From the Public Green the university “campus” or quadrangle is entered by an imposing tower-gateway known as Phelps Hall. Among the buildings in the campus are the Art School, containing a good collection of Italian, American, and other paintings and sculptures; Connecticut Hall, the oldest Yale building (1750); Osborn Hall; Battell Chapel; Vanderbilt Hall; Alumni Hall; Dwight Hall, and the College Library. At the corner of Elm and High Streets is the Peabody Museum of Natural History, in which the mineralogical collections are especially fine.

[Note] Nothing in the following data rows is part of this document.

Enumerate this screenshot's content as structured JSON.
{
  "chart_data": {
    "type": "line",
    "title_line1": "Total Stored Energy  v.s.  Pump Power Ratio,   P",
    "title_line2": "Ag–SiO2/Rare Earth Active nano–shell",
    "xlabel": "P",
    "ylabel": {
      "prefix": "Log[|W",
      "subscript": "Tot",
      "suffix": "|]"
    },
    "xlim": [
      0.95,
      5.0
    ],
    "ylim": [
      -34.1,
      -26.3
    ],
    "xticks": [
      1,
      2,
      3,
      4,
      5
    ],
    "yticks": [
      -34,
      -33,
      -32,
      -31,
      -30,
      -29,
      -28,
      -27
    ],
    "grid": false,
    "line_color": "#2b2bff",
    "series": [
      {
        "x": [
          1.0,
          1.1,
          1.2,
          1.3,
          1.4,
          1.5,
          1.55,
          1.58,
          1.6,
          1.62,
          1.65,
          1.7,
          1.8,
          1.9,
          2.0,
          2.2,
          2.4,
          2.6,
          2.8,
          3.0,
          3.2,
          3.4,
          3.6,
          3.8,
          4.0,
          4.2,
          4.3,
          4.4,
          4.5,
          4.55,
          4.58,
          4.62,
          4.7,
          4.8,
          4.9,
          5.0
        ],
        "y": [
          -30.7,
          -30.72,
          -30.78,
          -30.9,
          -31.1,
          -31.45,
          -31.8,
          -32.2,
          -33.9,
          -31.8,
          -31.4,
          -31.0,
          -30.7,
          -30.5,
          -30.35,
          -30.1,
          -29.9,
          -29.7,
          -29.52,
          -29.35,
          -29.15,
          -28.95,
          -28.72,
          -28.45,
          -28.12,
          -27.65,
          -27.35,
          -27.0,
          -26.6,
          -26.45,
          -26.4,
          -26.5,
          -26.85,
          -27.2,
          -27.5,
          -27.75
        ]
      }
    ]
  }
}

Other important buildings of the university are the buildings of the Sheffield Scientific School, the Schools of Law, Medicine, and Divinity, the Chemical and Physical Laboratories, Memorial and other large halls.

Hillhouse Avenue is especially noted for its trees, and Chapel Street, the principal promenade, for the gardens surrounding many of the residences.

The parks have an aggregate area of one thousand two hundred acres. Besides the Green are the parks at East Rock (three hundred and sixty feet high) and West Rock (four hundred feet high), two masses of trap rock near the city which afford fine views. East Rock is surmounted by a soldiers’ monument. West Rock is famous for a cave in which the regicides Goffe and Whalley were for a time concealed. Savin Rock, Morris Cove, and Momaugin are shore resorts accessible from the city by electric car lines.